How do I start a conversation about limiting our physical actions together? And how do I stand firm on what I believe to be the right choices without making him feel like I am steering our relationship in a direction he might not agree with? I know that in order to make this work he has to be willing to abide by the new boundaries as well. I am just scared of what he will say and would appreciate some guidance on the best course of action from this point forward.
Thanks for writing and being so candid about your situation. Let me share a couple of thoughts that I think will help you.
First, let’s use the proper vocabulary for what’s going on. What I mean by that is, your statements like “further than I would have preferred” and “what is appropriate” soften the seriousness of your behavior. If God has convicted you about what you’re doing, then it’s much more than a personal preference or question of appropriateness. It’s sin. Call it what it is, and then you’ll know better how to deal with it and move on. Preferences are merely personal choices that tend to have little moral or ethical weight to them. I prefer a cheeseburger more than I do Brussels sprouts, but I’ll live with whichever one is available when I’m hungry.
Do you see how vocabulary makes a difference? You place yourself, by your own choice, in a sexually revved-up situation, and at some point you prefernot to be there, but you’re there, so you live with it. Now, call it sin and you have a whole different paradigm to consider. If it is sin for me to eat Brussels sprouts (my wife would say I act like it is) then it’s no longer a matter of preference. The sprouts are now absolutely off limits. If someone offers me either a cheeseburger or some Brussels sprouts, the action is clear; the choice was made before the two were ever set before me. One is sin and the other is not.
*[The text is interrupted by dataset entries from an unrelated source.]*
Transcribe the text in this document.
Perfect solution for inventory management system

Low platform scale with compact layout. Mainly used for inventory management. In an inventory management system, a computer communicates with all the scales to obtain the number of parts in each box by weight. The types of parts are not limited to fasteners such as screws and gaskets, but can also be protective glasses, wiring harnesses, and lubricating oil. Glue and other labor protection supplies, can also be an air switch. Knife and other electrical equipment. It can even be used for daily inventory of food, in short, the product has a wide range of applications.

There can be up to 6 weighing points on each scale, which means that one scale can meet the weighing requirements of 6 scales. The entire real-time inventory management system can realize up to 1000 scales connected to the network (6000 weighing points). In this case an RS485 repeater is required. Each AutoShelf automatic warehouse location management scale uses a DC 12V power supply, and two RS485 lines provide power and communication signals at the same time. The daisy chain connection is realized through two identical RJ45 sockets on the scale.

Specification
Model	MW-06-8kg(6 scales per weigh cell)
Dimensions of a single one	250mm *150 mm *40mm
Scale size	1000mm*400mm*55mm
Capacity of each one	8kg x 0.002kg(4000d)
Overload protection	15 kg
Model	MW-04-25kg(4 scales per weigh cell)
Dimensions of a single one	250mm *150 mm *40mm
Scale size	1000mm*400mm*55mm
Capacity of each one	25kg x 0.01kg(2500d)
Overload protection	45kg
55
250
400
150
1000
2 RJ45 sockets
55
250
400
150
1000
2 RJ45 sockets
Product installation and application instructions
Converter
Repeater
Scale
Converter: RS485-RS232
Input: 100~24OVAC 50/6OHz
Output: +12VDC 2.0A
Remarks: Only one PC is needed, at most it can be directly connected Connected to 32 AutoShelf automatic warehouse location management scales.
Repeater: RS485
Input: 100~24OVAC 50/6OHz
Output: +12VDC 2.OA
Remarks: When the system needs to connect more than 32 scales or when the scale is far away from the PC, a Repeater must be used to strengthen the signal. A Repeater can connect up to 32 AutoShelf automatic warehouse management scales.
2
So here is what I need to ask you: Is it merely your preference to change, or have you been convicted by God’s Spirit, knowing that Scripture lays out clear guidelines about sexual intimacy outside marriage? Your answer to that question will make all the difference in your ability to “go back” and draw a new line of behavior. If it is merely personal preference, it will be very difficult to draw new boundaries, because they’re arbitrary. But if what you’re sensing is godly conviction, then there is hope for change, and your reaction should be repentance, not a change of preference.
So let’s call it sin. If that’s the case, then your reaction is clear cut: repentance. Repentance means confessing your sin to God, asking for and receiving His forgiveness, and, empowered by His Spirit, changing your mind and behavior to that which honors God and brings Him glory. Viewing your situation this way gives you the most hope for change that sticks. Calling it what it is also impacts how you address it with your boyfriend. He might try to talk you out of a “preference,” but if he’s a serious Christian he’ll be more likely to understand the weight of your decision if it is borne out of godly conviction.
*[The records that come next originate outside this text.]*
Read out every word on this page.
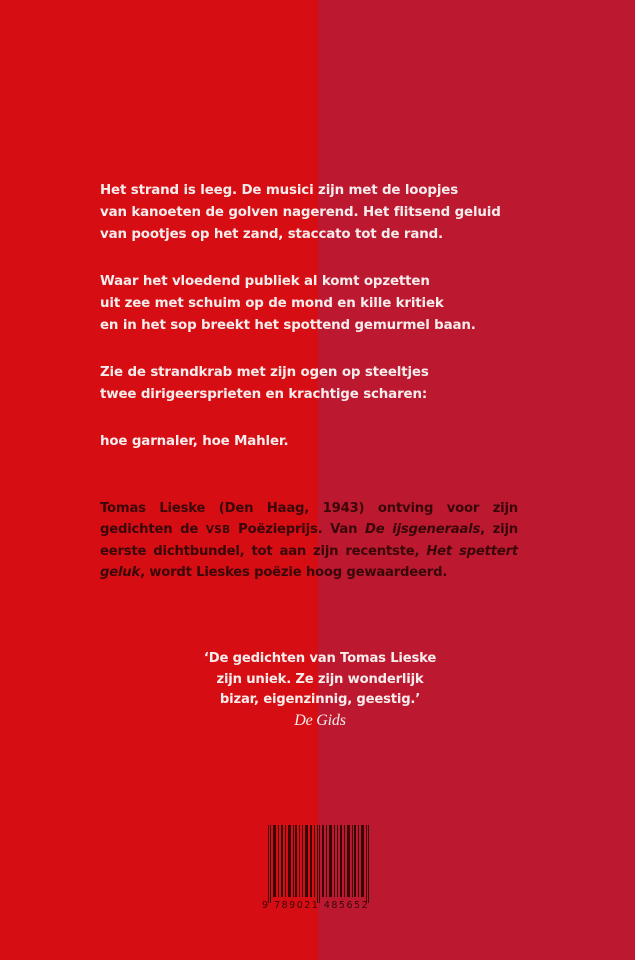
Het strand is leeg. De musici zijn met de loopjes
van kanoeten de golven nagerend. Het flitsend geluid
van pootjes op het zand, staccato tot de rand.
Waar het vloedend publiek al komt opzetten
uit zee met schuim op de mond en kille kritiek
en in het sop breekt het spottend gemurmel baan.
Zie de strandkrab met zijn ogen op steeltjes
twee dirigeersprieten en krachtige scharen:
hoe garnaler, hoe Mahler.
Tomas Lieske (Den Haag, 1943) ontving voor zijn gedichten de VSB Poëzieprijs. Van De ijsgeneraals, zijn eerste dichtbundel, tot aan zijn recentste, Het spettert geluk, wordt Lieskes poëzie hoog gewaardeerd.
‘De gedichten van Tomas Lieske
zijn uniek. Ze zijn wonderlijk
bizar, eigenzinnig, geestig.’
De Gids
9 789021 485652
As for how to address this with your boyfriend, you need to approach him with the same grace God approached you with it, but with a strong resolve about your conviction. More than likely, he’s had some of the same convictions, but just hasn’t acted on them. But remember, you are responsible for your sin, your actions, not his. And that’s just what you need to say — that God has convicted you about your behavior and that it has changed (not in the process of changing, but changed — that’s repentance). He needs to understand that this is not a judgment of how you feel about him, and that, in fact, the intimacy you’ve shared has been enjoyable — you’re human and God made it for enjoyment — but that you are going to wait for the biblical context — marriage.
Here’s the crucial part for you. Your concern and desire to respond to God’s heart on this issue must be your highest goal — higher than your concern about your boyfriend’s reaction and higher than your concern about the future of this relationship. If you’re waiting to see what his reaction is to decide whether you stick with this, you could be setting yourself up for failure. Yes, it might be painful and yes, it might be difficult, but that’s OK. It’s right, and that is what matters.
On a practical level, now that you know what your new standards are, don’t do anything that moves you in the direction of lowering those standards. If you don’t want to burn down the house, don’t build a campfire in the living room. If you don’t want to cross the line of physical intimacy, then don’t be alone with each other without any accountability from anyone. That’s just common sense. You can have a private conversation or pray together in view of others, so why do you need to be alone? You need to “go public” with your relationship, literally, so that you have accountability for your time together — no more hanging out in the shadows, OK?
No matter how your boyfriend responds, this is the best thing you can do for your relationship. If he doesn’t honor or respect your heartfelt conviction, that’s a red flag about how he would respond to you similarly in marriage. If he steps up and does the right thing, your relationship will be strengthened, you’ll love him all the more and God will get the glory.